The real solution lies in you.  When other people don’t respect you, look at the source and the possible consequences.  Don’t take it personally, but also don’t let it go by without saying or doing something in return.

So, what can you do?  First, you have to be strong in your own judgment of the path you’ve chosen.  Being a full-time mother is a wonderful path.  Work is necessary, but for most of us raising children is our most important and fulfilling task.  I hope your children will grow up wise enough to appreciate your dedicated mothering when they’re adults.  Not because you made a great “sacrifice” but because you made a wonderful, life-affirming choice and the children you love could reap the benefits.

Instead of taking other people’s judgments personally, go through the world testing other people to see if they rise enough in your estimation for you to keep them on your island.  I hope you find wanting anyone who puts you down for choosing to be a full-time mother.  Their choice to put-down mothers shows their lack of good sense.  Don’t allow the judgment of people without good sense to be important to your confidence or self-esteem.  Don’t let their judgment cause you self-doubt or negative self-talk.  And don’t let them stay in your life.  Instead, surround yourself with people who champion mothers.

I also said that you shouldn’t let their put-downs pass.  Stopping bullies begins when you understand that real-world bullies don’t take your politeness or minimizing or ignoring them as a sign that you’re morally superior or inviting their friendship.  Relentless bullies aren’t stopped by minimizing, ignoring, begging, bribing or appeasement.  Dedicated bullies take the Golden Rule as a sign that you’re weak and also as an invitation to prey on you more.  Doing nothing when you’re the target of relentless bullies is like holding up a sign saying that you’re a victim.

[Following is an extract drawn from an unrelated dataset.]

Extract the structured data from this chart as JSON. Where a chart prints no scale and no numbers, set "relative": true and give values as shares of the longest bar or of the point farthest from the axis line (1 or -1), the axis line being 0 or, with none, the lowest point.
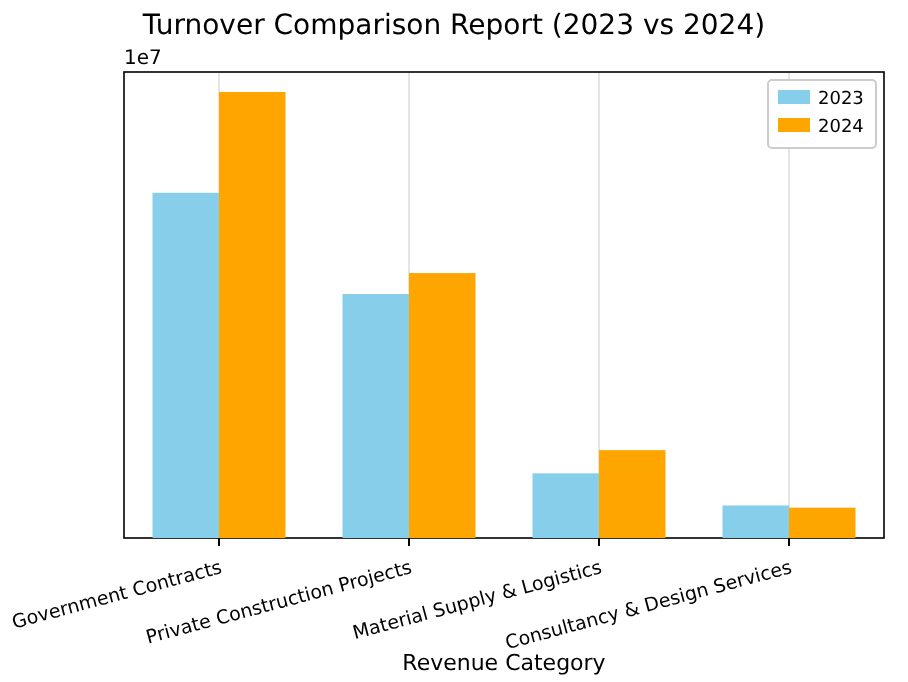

Almost every woman I’ve ever talked to who was taught by a well-meaning mother that she should feel sorry for the inner emptiness, low self-esteem and inner pain of the nasty girls who hurt them that she should ignore and rise above the catty remarks and hatred, now regrets their passivity.  They feel keenly their lack of empowerment and bear the scars of their supposedly virtuous martyrdom.  They wish that their mothers had trained them to fight back skillfully; verbally or physically.

There are many tactics you might try in response to put-downs; depending on you, them and the situation.  Some mothers form their own cliques of supportive mothers.  Others write responses on cue-cards and memorize them for delivery at the right moment.  Some responses are sarcastic put-downs directed toward the women who don’t appreciate mothers or who aren’t satisfied and even joyous with the opportunity to raise children.  Others merely comment on lives wasted at work.  Others use pity: “I’m so sorry that you’re the kind of person who’s not fulfilled and doesn’t set a better example for your daughter (or son).”

I want to recognize an important truth that we often overlook.  We know that we’re doing the right thing successfully when some people (“jerks) don’t like us and scorn our work and its value.  People who put-down full-time mothers fall into that category.  Don’t care what they think; don’t desire their respect.  Instead, get them off your island and let them know it.